促されて袋を手にとると、ずっしりと重い。硬貨の音が鳴る。思っていたよりも、ずっと大金のようだった。
「ケリュン、貴方の迅速な対応には目を見張るものがあります。――再び、ここへ来てはくれないでしょうか。また、別の仕事を頼みたいと思います」
断ろうと思うが、アレヤ女王の朗らかな視線と未だ槍を握りしめているレイウォードの手前、そうもいかない。
ケリュンは渋々――だが決してそうは見えない態度で――“お願い”を受けた。
「光栄です。女王陛下」
女王は鷹揚に頷くと、レイウォードに視線だけで合図した。男は頷き、どこからともなく地図を取り出した。どうやらこのマルテ王城の地図らしく、つまりは国家機密である。
ケリュンの頬を冷や汗がつたった。
「いいですか、ケリュン。この部屋は外と通じています。いわゆる隠し通路というやつですね。私は使ったことがないのですが、ふふふ。ワクワクしませんか?」
寧ろゾクゾクが止まらなかった。
ケリュンはそれから、ぼんやりとしたままモスル村に戻ってきた。
マルテ王国でのことに、全く現実味が湧かない。白昼夢でも見たかのような、狐に化かされたかのような、そんな気分だ。
しかしこれは現実だ。地図も大量の報奨金も手元にある。そして空恐ろしい、嫌な感じも。何やら自分は、蜘蛛の巣に片足を突っ込んでしまっているらしい。……もしかしたら蜘蛛の巣でなくて棺桶かもしれないが。

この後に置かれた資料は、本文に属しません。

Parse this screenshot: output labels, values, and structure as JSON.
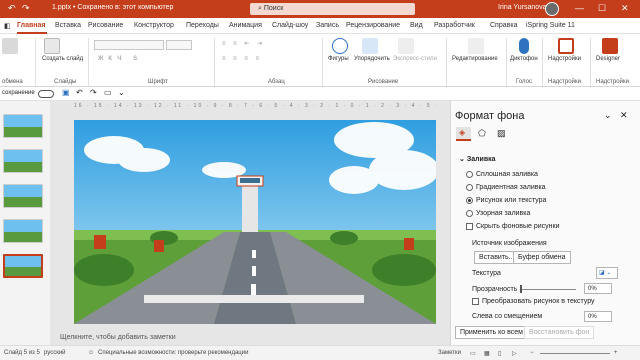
{
  "titlebar": {
    "doc_title": "1.pptx • Сохранено в: этот компьютер",
    "search_placeholder": "Поиск",
    "user_name": "Irina Yursanova",
    "colors": {
      "brand": "#c43e1c"
    }
  },
  "tabs": [
    "Главная",
    "Вставка",
    "Рисование",
    "Конструктор",
    "Переходы",
    "Анимация",
    "Слайд-шоу",
    "Запись",
    "Рецензирование",
    "Вид",
    "Разработчик",
    "Справка",
    "iSpring Suite 11"
  ],
  "ribbon": {
    "groups": {
      "clipboard": "обмена",
      "slides": "Слайды",
      "font": "Шрифт",
      "paragraph": "Абзац",
      "drawing": "Рисование",
      "voice": "Голос",
      "addins": "Надстройки"
    },
    "buttons": {
      "insert": "Вставить",
      "create_slide": "Создать слайд",
      "shapes": "Фигуры",
      "arrange": "Упорядочить",
      "express_styles": "Экспресс-стили",
      "editing": "Редактирование",
      "dictation": "Диктофон",
      "addins": "Надстройки",
      "designer": "Designer"
    }
  },
  "quickbar": {
    "autosave": "сохранение"
  },
  "editor": {
    "ruler_text": "16 · 15 · 14 · 13 · 12 · 11 · 10 · 9 · 8 · 7 · 6 · 5 · 4 · 3 · 2 · 1 · 0 · 1 · 2 · 3 · 4 · 5 · 6 · 7 · 8 · 9 · 10 · 11 · 12 · 13 · 14 · 15 · 16",
    "notes_placeholder": "Щелкните, чтобы добавить заметки"
  },
  "pane": {
    "title": "Формат фона",
    "section_fill": "Заливка",
    "fill_options": [
      {
        "label": "Сплошная заливка",
        "selected": false
      },
      {
        "label": "Градиентная заливка",
        "selected": false
      },
      {
        "label": "Рисунок или текстура",
        "selected": true
      },
      {
        "label": "Узорная заливка",
        "selected": false
      }
    ],
    "hide_bg": "Скрыть фоновые рисунки",
    "image_source": "Источник изображения",
    "insert_btn": "Вставить...",
    "clipboard_btn": "Буфер обмена",
    "texture": "Текстура",
    "transparency": "Прозрачность",
    "transparency_value": "0%",
    "tile_label": "Преобразовать рисунок в текстуру",
    "offset_left": "Слева со смещением",
    "offset_value": "0%",
    "apply_all": "Применить ко всем",
    "reset_bg": "Восстановить фон"
  },
  "status": {
    "slide_count": "Слайд 5 из 5",
    "language": "русский",
    "accessibility": "Специальные возможности: проверьте рекомендации",
    "notes": "Заметки"
  }
}
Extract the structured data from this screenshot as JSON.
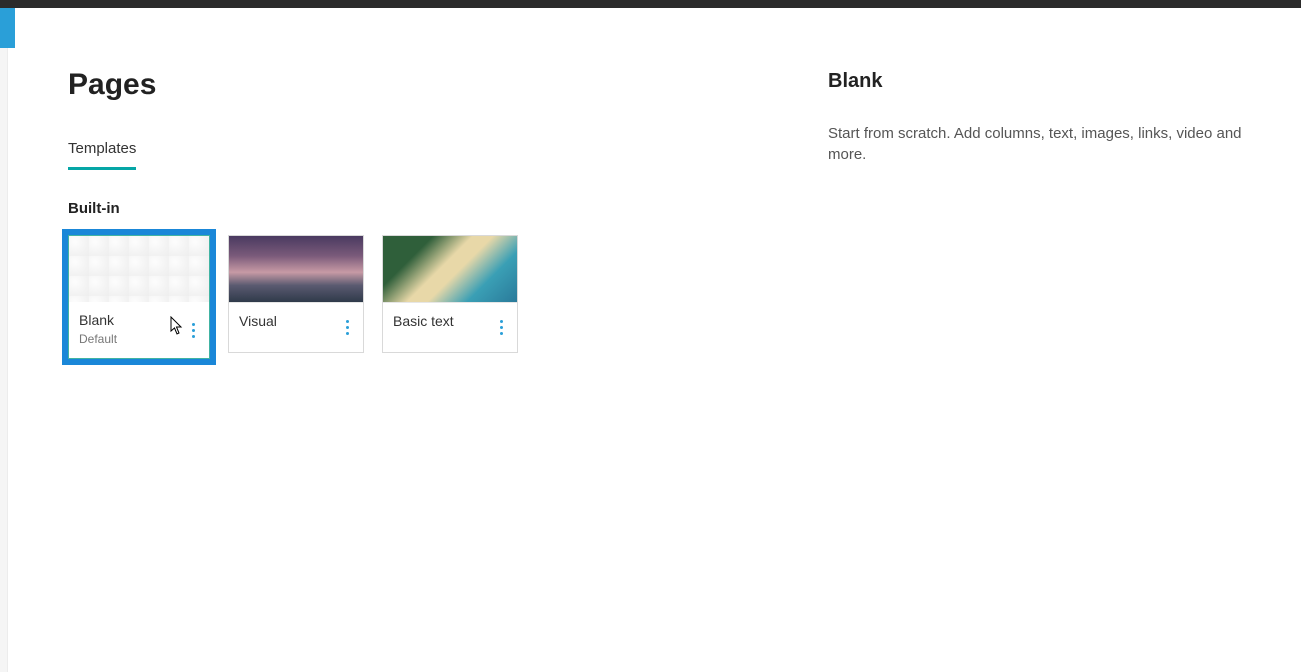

面倒なことになりそうだ。平穏無事に暮らしていきたいというのに。そうだ、それならいっそ、
「引っ越そうか」
家にあるものを全部抱えて、この村から、いやこの王国から逃げ出してしまおうか。あてはないが、獣を狩って魚を釣って暮らせばなんとかなるだろう。
そんな夢物語みたいなことを一瞬本気で考えた瞬間、
「ダメよ!」
家の窓から姿が見えたケリュンを、出迎えに来たスゥだった。普段のどことなくすました言動もどこへやら、子どものように取り乱しケリュンに縋りついた。
「ケリュンがどこか行ってしまうなんて、私そんなの嫌よ! みんな反対するに決まってるわ。それに私、まだ町にも行ってないのよ。それに畑やお墓はどうするの? お願いよケリュン、引っ越すなんて言わないでよ……」
今にも泣きだしそうな声でスゥに懇願されて、ケリュンははっと我に返った。
そうだ、自分が守っていこうと決めたものは、家だけではなかったではないか。
「ごめんな、スゥ。引っ越すなんて嘘だよ。な? だから泣くなよ」
ケリュンがいくら言い聞かせても、スゥはしばらく涙を止めることができなかった。
そのためケリュンは彼女を宥めるのに必死で、背後の森の木々が不審に揺れたのに気付けなかった。
ケリュンは報酬をうけとった▽
ケリュンは王城の地図をうけとった▽
門番右の名前はレイウォードです。